Full confession: if you drill down on my social media pages you’ll find a few tailgate shots of my own, though not many as I’m not that good of a hunter. These days, I try to balance those shots with photos or videos of cooked birds to provide a proper balance.

Tailgate shots are primarily a bird-hunting thing. Big game is usually one beaming hunter with a dead deer or elk, often showing off a nice set of antlers. The animals are sometimes displayed from the back of a pickup, but I prefer these shots to be taken in the environment before the animal has been field dressed. It helps to be strategic about positioning.
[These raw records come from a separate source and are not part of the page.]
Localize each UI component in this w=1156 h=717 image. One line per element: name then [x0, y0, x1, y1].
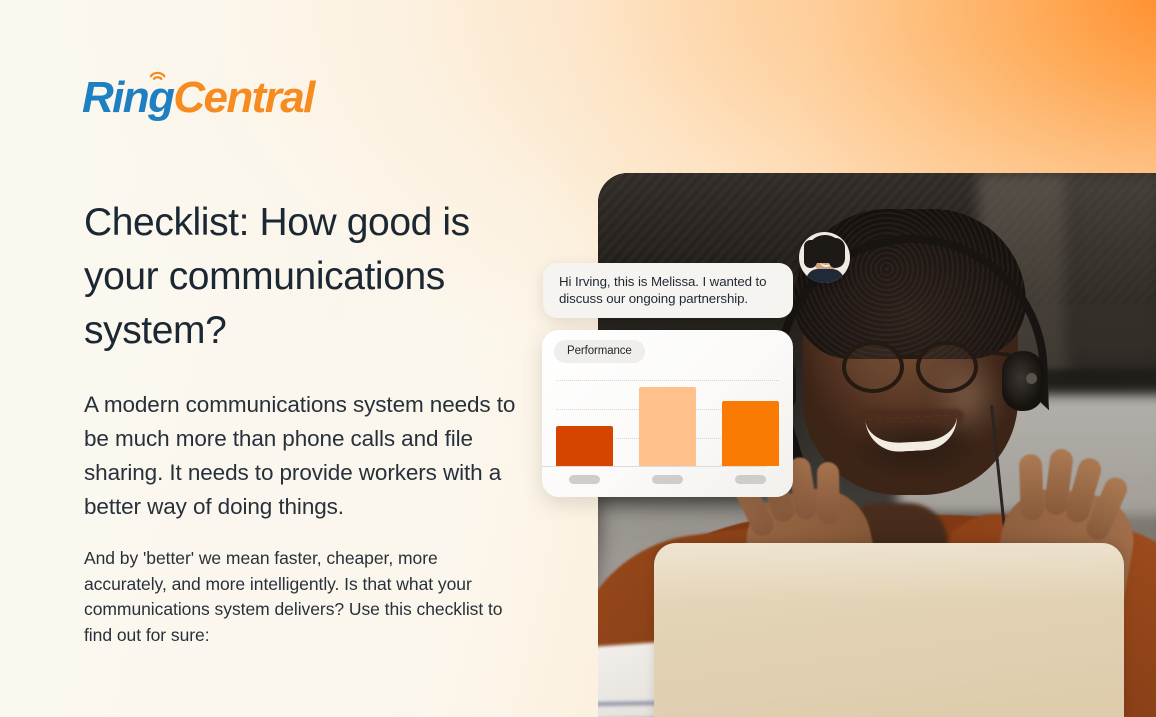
- poster-canvas: RingCentral Checklist: How good is your …: [0, 0, 1156, 717]
- laptop-lid: [654, 543, 1124, 717]
- logo-text-central: Central: [173, 73, 313, 122]
- chart-bars: [556, 376, 781, 466]
- performance-chart-card[interactable]: Performance: [542, 330, 793, 497]
- bar-3[interactable]: [722, 401, 779, 466]
- page-title: Checklist: How good is your communicatio…: [84, 196, 529, 358]
- lead-paragraph: A modern communications system needs to …: [84, 388, 524, 524]
- tick-placeholder-3: [735, 475, 766, 484]
- tick-placeholder-2: [652, 475, 683, 484]
- chart-title-badge: Performance: [554, 340, 645, 363]
- chart-x-axis: [542, 466, 767, 467]
- avatar-hair-right: [829, 238, 845, 268]
- text-column: Checklist: How good is your communicatio…: [84, 196, 534, 648]
- laptop-highlight: [654, 543, 1124, 603]
- avatar-clothing: [806, 269, 844, 283]
- chat-message-bubble[interactable]: Hi Irving, this is Melissa. I wanted to …: [543, 263, 793, 318]
- bar-1[interactable]: [556, 426, 613, 467]
- chat-message-text: Hi Irving, this is Melissa. I wanted to …: [559, 273, 777, 307]
- avatar[interactable]: [799, 232, 850, 283]
- chart-x-tick-labels: [556, 475, 781, 484]
- avatar-hair-left: [804, 240, 817, 268]
- sub-paragraph: And by 'better' we mean faster, cheaper,…: [84, 546, 509, 648]
- wifi-arc-icon: [148, 67, 168, 81]
- ringcentral-logo[interactable]: RingCentral: [82, 76, 314, 120]
- tick-placeholder-1: [569, 475, 600, 484]
- bar-2[interactable]: [639, 387, 696, 466]
- headset-earcup-right: [1002, 351, 1044, 411]
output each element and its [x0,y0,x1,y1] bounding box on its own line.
Minimizing blood or other carnage in the photo is a good idea.

I’ve seen big game photos I’m offended by, but this is generally because the hunter has posed over the animal in some way that’s intended to demonstrate dominance over the game the hunter has killed.

Taking an appropriately respectful photo of a hunter and the hunter’s trophy is an important part of memorializing the hunt, however. It’s part of a hunter’s ritual honoring the wild game we love.
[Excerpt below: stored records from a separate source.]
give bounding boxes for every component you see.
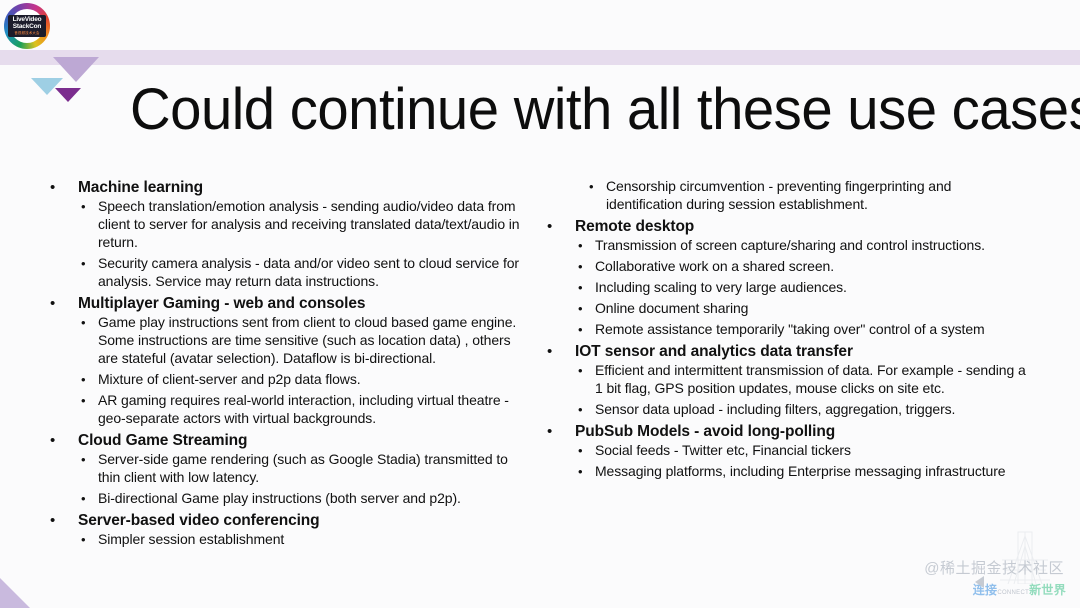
bullet-marker-icon: • [578,442,583,459]
livevideostackcon-logo: LiveVideo StackCon 音视频技术大会 [4,3,50,49]
bullet-marker-icon: • [578,300,583,317]
sub-bullet-text: Collaborative work on a shared screen. [595,258,834,274]
left-column: •Machine learning•Speech translation/emo… [44,178,524,552]
watermark-tagline-en: CONNECT [997,590,1029,596]
bullet-marker-icon: • [50,294,55,313]
bullet-marker-icon: • [81,314,86,331]
sub-bullet-item: •Remote assistance temporarily "taking o… [575,321,1031,339]
bullet-marker-icon: • [578,401,583,418]
sub-bullet-text: Security camera analysis - data and/or v… [98,255,519,289]
slide: LiveVideo StackCon 音视频技术大会 Could continu… [0,0,1080,608]
sub-bullet-item: •Collaborative work on a shared screen. [575,258,1031,276]
sub-bullet-item: •Game play instructions sent from client… [78,314,524,368]
sub-bullet-list: •Speech translation/emotion analysis - s… [78,198,524,291]
left-bullet-list: •Machine learning•Speech translation/emo… [44,178,524,549]
bullet-marker-icon: • [578,321,583,338]
bullet-marker-icon: • [547,422,552,441]
sub-bullet-text: Speech translation/emotion analysis - se… [98,198,520,250]
sub-bullet-item: •Transmission of screen capture/sharing … [575,237,1031,255]
sub-bullet-text: Sensor data upload - including filters, … [595,401,955,417]
right-orphan-sub-list: •Censorship circumvention - preventing f… [541,178,1031,214]
sub-bullet-item: •Server-side game rendering (such as Goo… [78,451,524,487]
sub-bullet-text: Social feeds - Twitter etc, Financial ti… [595,442,851,458]
sub-bullet-list: •Social feeds - Twitter etc, Financial t… [575,442,1031,481]
sub-bullet-item: •Security camera analysis - data and/or … [78,255,524,291]
sub-bullet-text: Efficient and intermittent transmission … [595,362,1026,396]
bullet-marker-icon: • [578,279,583,296]
sub-bullet-text: Remote assistance temporarily "taking ov… [595,321,985,337]
sub-bullet-text: Mixture of client-server and p2p data fl… [98,371,361,387]
bullet-marker-icon: • [50,431,55,450]
top-bullet-heading: Machine learning [78,178,524,197]
bullet-marker-icon: • [547,342,552,361]
sub-bullet-list: •Simpler session establishment [78,531,524,549]
top-bullet-item: •Server-based video conferencing•Simpler… [44,511,524,549]
sub-bullet-text: Bi-directional Game play instructions (b… [98,490,461,506]
top-bullet-item: •IOT sensor and analytics data transfer•… [541,342,1031,419]
logo-line-3: 音视频技术大会 [14,32,39,35]
sub-bullet-item: •Mixture of client-server and p2p data f… [78,371,524,389]
bullet-marker-icon: • [578,237,583,254]
sub-bullet-item: •Social feeds - Twitter etc, Financial t… [575,442,1031,460]
sub-bullet-item: •Simpler session establishment [78,531,524,549]
sub-bullet-list: •Server-side game rendering (such as Goo… [78,451,524,508]
watermark-tagline-cn2: 新世界 [1029,583,1066,597]
slide-title: Could continue with all these use cases … [130,76,1080,143]
sub-bullet-item: •AR gaming requires real-world interacti… [78,392,524,428]
watermark-handle: @稀土掘金技术社区 [924,557,1064,578]
bullet-marker-icon: • [50,178,55,197]
bullet-marker-icon: • [589,178,594,195]
top-bullet-heading: Server-based video conferencing [78,511,524,530]
watermark-tagline: 连接CONNECT新世界 [973,581,1066,598]
sub-bullet-text: Transmission of screen capture/sharing a… [595,237,985,253]
decorative-triangle-dark [55,88,81,102]
top-bullet-heading: Cloud Game Streaming [78,431,524,450]
bullet-marker-icon: • [578,463,583,480]
sub-bullet-text: Messaging platforms, including Enterpris… [595,463,1005,479]
logo-line-2: StackCon [13,24,41,31]
bullet-marker-icon: • [50,511,55,530]
bullet-marker-icon: • [578,258,583,275]
top-bullet-heading: Remote desktop [575,217,1031,236]
sub-bullet-text: Game play instructions sent from client … [98,314,516,366]
header-band [0,50,1080,65]
sub-bullet-list: •Efficient and intermittent transmission… [575,362,1031,419]
sub-bullet-item: •Online document sharing [575,300,1031,318]
bullet-marker-icon: • [81,371,86,388]
slide-body: •Machine learning•Speech translation/emo… [0,178,1080,558]
top-bullet-heading: IOT sensor and analytics data transfer [575,342,1031,361]
sub-bullet-text: Censorship circumvention - preventing fi… [606,178,951,212]
bullet-marker-icon: • [81,490,86,507]
sub-bullet-item: •Censorship circumvention - preventing f… [586,178,1031,214]
sub-bullet-list: •Transmission of screen capture/sharing … [575,237,1031,339]
top-bullet-item: •Cloud Game Streaming•Server-side game r… [44,431,524,508]
top-bullet-item: •Machine learning•Speech translation/emo… [44,178,524,291]
bullet-marker-icon: • [81,198,86,215]
bullet-marker-icon: • [81,255,86,272]
arrow-icon [975,576,984,588]
sub-bullet-item: •Sensor data upload - including filters,… [575,401,1031,419]
top-bullet-item: •PubSub Models - avoid long-polling•Soci… [541,422,1031,481]
sub-bullet-text: Server-side game rendering (such as Goog… [98,451,508,485]
bullet-marker-icon: • [81,531,86,548]
top-bullet-heading: Multiplayer Gaming - web and consoles [78,294,524,313]
sub-bullet-text: Online document sharing [595,300,748,316]
sub-bullet-item: •Speech translation/emotion analysis - s… [78,198,524,252]
decorative-corner-triangle [0,578,30,608]
watermark: @稀土掘金技术社区 连接CONNECT新世界 [885,534,1070,604]
right-bullet-list: •Remote desktop•Transmission of screen c… [541,217,1031,481]
bullet-marker-icon: • [578,362,583,379]
bullet-marker-icon: • [81,451,86,468]
bullet-marker-icon: • [547,217,552,236]
sub-bullet-item: •Efficient and intermittent transmission… [575,362,1031,398]
top-bullet-item: •Multiplayer Gaming - web and consoles•G… [44,294,524,428]
sub-bullet-item: •Including scaling to very large audienc… [575,279,1031,297]
sub-bullet-text: Simpler session establishment [98,531,284,547]
right-column: •Censorship circumvention - preventing f… [541,178,1031,484]
sub-bullet-item: •Bi-directional Game play instructions (… [78,490,524,508]
top-bullet-item: •Remote desktop•Transmission of screen c… [541,217,1031,339]
sub-bullet-text: AR gaming requires real-world interactio… [98,392,509,426]
top-bullet-heading: PubSub Models - avoid long-polling [575,422,1031,441]
sub-bullet-item: •Messaging platforms, including Enterpri… [575,463,1031,481]
logo-wordmark: LiveVideo StackCon 音视频技术大会 [8,15,46,37]
sub-bullet-list: •Game play instructions sent from client… [78,314,524,428]
sub-bullet-text: Including scaling to very large audience… [595,279,847,295]
bullet-marker-icon: • [81,392,86,409]
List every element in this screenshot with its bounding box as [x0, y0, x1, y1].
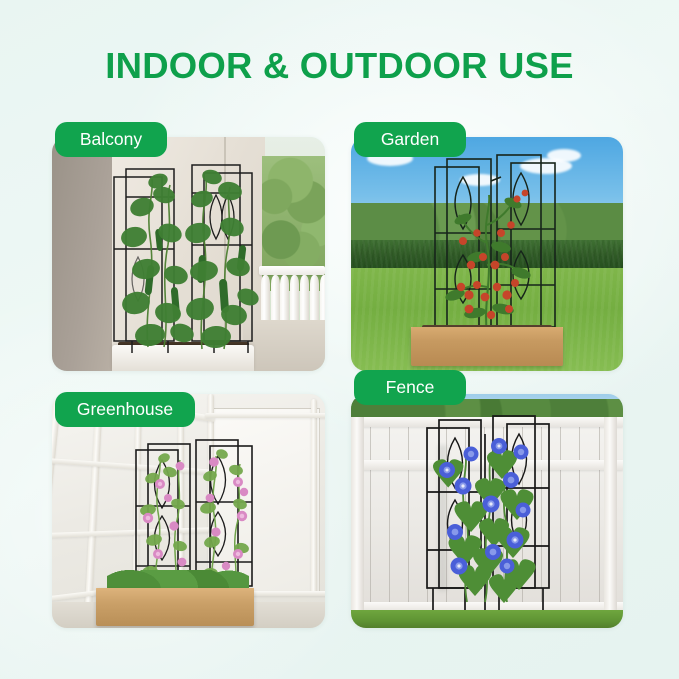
page-title: INDOOR & OUTDOOR USE [0, 44, 679, 88]
product-feature-graphic: INDOOR & OUTDOOR USE [0, 0, 679, 679]
fence-scene-image [351, 394, 623, 628]
badge-greenhouse: Greenhouse [55, 392, 195, 427]
panel-fence[interactable] [351, 394, 623, 628]
balcony-scene-image [52, 137, 325, 371]
badge-fence: Fence [354, 370, 466, 405]
panel-greenhouse[interactable] [52, 394, 325, 628]
fence-trellis-and-morning-glory [351, 394, 623, 628]
greenhouse-scene-image [52, 394, 325, 628]
garden-scene-image [351, 137, 623, 371]
greenhouse-planter-box [96, 588, 254, 625]
fence-grass-strip [351, 610, 623, 628]
badge-garden: Garden [354, 122, 466, 157]
panel-balcony[interactable] [52, 137, 325, 371]
garden-raised-bed [411, 327, 563, 367]
balcony-trellis-and-vines [52, 137, 325, 371]
badge-balcony: Balcony [55, 122, 167, 157]
panel-garden[interactable] [351, 137, 623, 371]
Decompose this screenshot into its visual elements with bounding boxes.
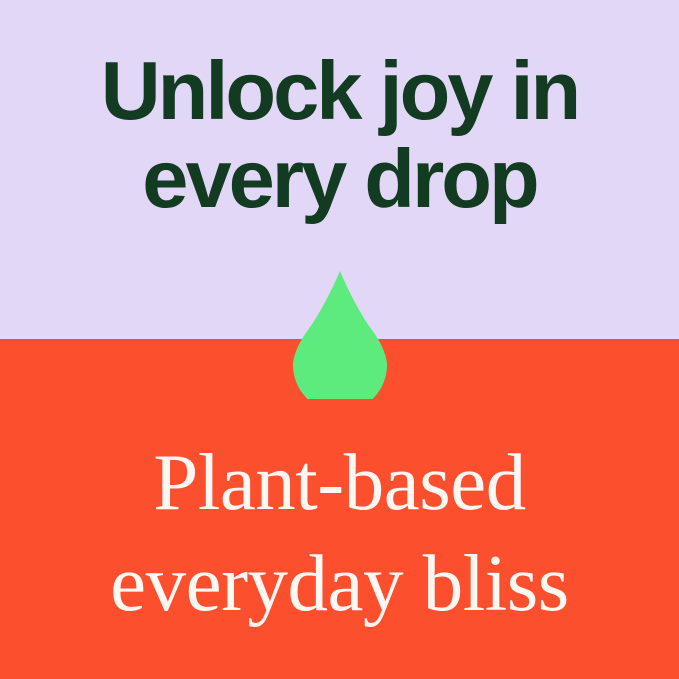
water-droplet-icon xyxy=(293,271,387,399)
headline-line-2: every drop xyxy=(0,135,679,223)
headline: Unlock joy in every drop xyxy=(0,47,679,223)
water-droplet-shape xyxy=(293,271,387,399)
headline-line-1: Unlock joy in xyxy=(0,47,679,135)
poster-canvas: Unlock joy in every drop Plant-based eve… xyxy=(0,0,679,679)
subheadline-line-1: Plant-based xyxy=(0,432,679,533)
subheadline-line-2: everyday bliss xyxy=(0,533,679,634)
subheadline: Plant-based everyday bliss xyxy=(0,432,679,634)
But gratuitous displays of dead birds remain a staple for many upland and waterfowl hunters. I’ve made it my cause to shame public displays of avian carnage, hopefully out of existence.

Last week a photo made the rounds showing how good hunting can be if you’re willing to work hard and the weather gods cooperate with lots of rain. This tailgate shot included nearly 100 chukars and another 20 or so Huns. It was the result of five guys hunting some unidentified place in the Great Basin.

The poster explained that they weren’t pen-raised birds and the tailgate did appear to be presented in the appropriate sagebrush habitat. The poster also explained the dead birds were the result of three days of hunting so all had stayed within legal limits.

So what’s the fuss? Can’t a few guys enjoy the fruits of their labor? If they’re putting in the miles and the habitat is producing surplus birds, who are we to spoil their fun? 

I’m not going to say don’t spend three days killing limits. That’s what seasons like this are for.  But for the sake of our collective hunting future, please skip the tailgate shot. Stacking dead birds up like cordwood introduces a sordid element of commoditization to the hunt. Wild game birds are not a product and we should never present them as such.

And sharing those photos means they are likely to fall in the wrong hands, to be used as propaganda by antis hoping to turn otherwise ambivalent members of the non-hunting public against our sport. 

You can’t expect suburban folks with little or no exposure to the natural world to understand that upland game bird populations follow a perpetual cycle of boom and bust, fueled primarily by weather. Five guys with three-day limits isn’t going to affect the long-term survival of chukar one bit in seasons like this. Drought kills more birds than human hunters ever will.

So enjoy yourself, and when weather and conditions allow it, kill and eat a limit or two. Just be thoughtful about how you use your camera.